Sir James Jay (1732–1815) was an American physician and politician. He was brother of John Jay, one of the Founding Fathers of the United States. While initially a supporter of American independence, he later changed his views becoming a Loyalist and went into exile in London after the Treaty of Paris recognised independence.

The Jays were a prominent merchant family in New York City, descended from Huguenots who had come to New York to escape religious persecution in France. In 1685 the Edict of Nantes had been revoked, thereby abolishing the rights of Protestants and confiscating their property. Among those affected was Jay's paternal grandfather, Augustus Jay. He moved from France to New York, where he built a successful merchant empire. Jay's father, Peter Jay, born in New York City in 1704, became a wealthy trader in furs, wheat, timber, and other commodities.
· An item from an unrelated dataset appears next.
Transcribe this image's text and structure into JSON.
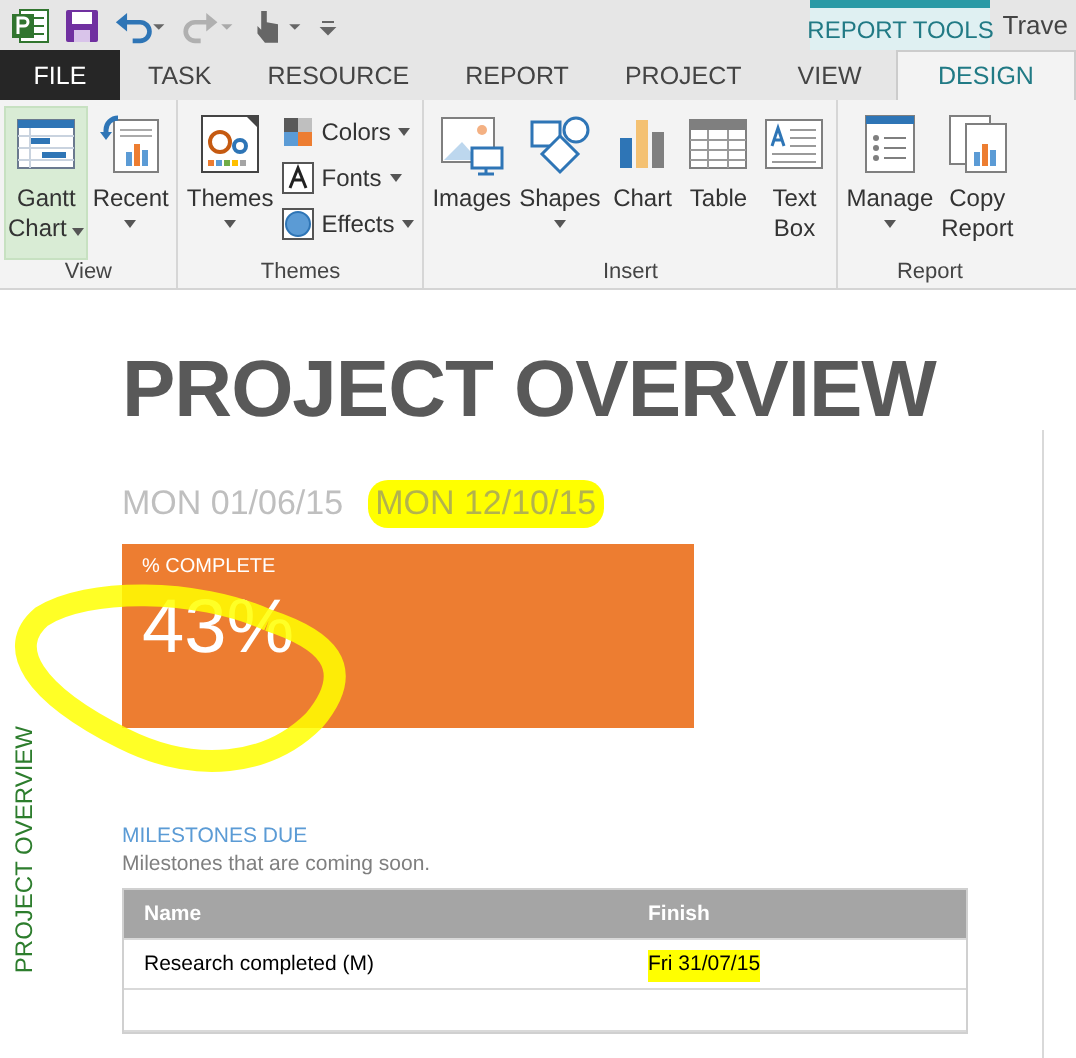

James Jay was born in New York City; later the family moved to Rye, New York, when Peter Jay retired from business following a smallpox epidemic that had blinded two of his children.

James' mother was Mary Van Cortlandt, who had married Peter Jay in 1728, in the Dutch Church. They had ten children together, seven of whom survived into adulthood. Mary's father, Jacobus Van Cortlandt, had been born in New Amsterdam in 1658. Cortlandt served on the New York Assembly, was twice mayor of New York City, and also held a variety of judicial and military offices. Two of his children (the other one being his son Frederick) married into the Jay family.

James Jay studied medicine, and became a practicing physician.

He was instrumental in obtaining the endowments for Benjamin Franklin's projected college (now the University of Pennsylvania) in Philadelphia (with William Smith, 1755) and King's (now Columbia) College, New York. For the purpose of soliciting contributions for the latter college, he visited England in 1762, where he was knighted by the king, George III, in 1763.